Venice – The Losing Myself installation examines the navigational challenges faced by Alzheimer’s sufferers in urban environments.
The exhibition, hosted by the Irish Pavilion at this year’s Venice Architecture Biennale, examines the Alzheimer’s Respite Centre in Dublin from the perspective of its occupants. A series of downward-facing projectors creates a tapestry of architectural plans that are drawn and re-drawn to visualise the occupants’ fragmented memories. The installation aims to spark conversation around the lack of architectural designs that cater for this growing demographic.
An accompanying website designed by curators Niall McLaughlin and Yeoryia Manolopoulou enables other architects who are working to help sufferers of degenerative brain diseases to access the research behind the project. The website features a series of interdisciplinary conversations with experts from a diverse range of fields including neuroscience, psychology and philosophy.

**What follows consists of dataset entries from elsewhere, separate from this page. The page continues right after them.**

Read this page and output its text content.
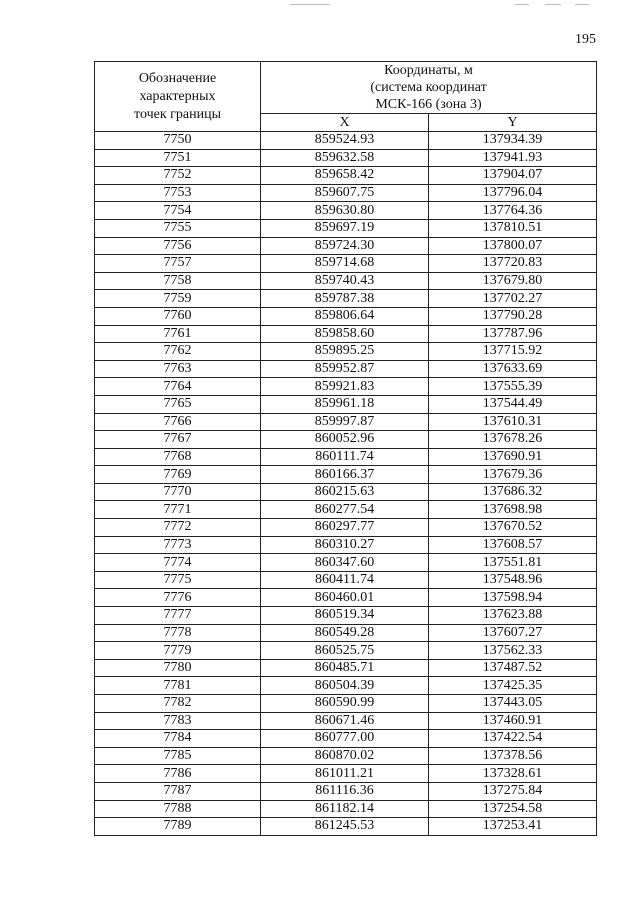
195
Обозначение
характерных
точек границы	Координаты, м
(система координат
МСК-166 (зона 3)	

	X	Y
7750	859524.93	137934.39
7751	859632.58	137941.93
7752	859658.42	137904.07
7753	859607.75	137796.04
7754	859630.80	137764.36
7755	859697.19	137810.51
7756	859724.30	137800.07
7757	859714.68	137720.83
7758	859740.43	137679.80
7759	859787.38	137702.27
7760	859806.64	137790.28
7761	859858.60	137787.96
7762	859895.25	137715.92
7763	859952.87	137633.69
7764	859921.83	137555.39
7765	859961.18	137544.49
7766	859997.87	137610.31
7767	860052.96	137678.26
7768	860111.74	137690.91
7769	860166.37	137679.36
7770	860215.63	137686.32
7771	860277.54	137698.98
7772	860297.77	137670.52
7773	860310.27	137608.57
7774	860347.60	137551.81
7775	860411.74	137548.96
7776	860460.01	137598.94
7777	860519.34	137623.88
7778	860549.28	137607.27
7779	860525.75	137562.33
7780	860485.71	137487.52
7781	860504.39	137425.35
7782	860590.99	137443.05
7783	860671.46	137460.91
7784	860777.00	137422.54
7785	860870.02	137378.56
7786	861011.21	137328.61
7787	861116.36	137275.84
7788	861182.14	137254.58
7789	861245.53	137253.41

‘The general public does not see us. We want to be part of normal society,’ says Helen Rochford-Brennan, Alzheimer’s sufferer and chair of the Irish Alzheimer Society’s National Dementia Working Group.
People are living for longer and the number of cases of degenerative brain diseases is expected to increase dramatically. Projects such as Losing Myself and Sea Hero Quest aim to gain a better understanding of how sufferers experience physical space.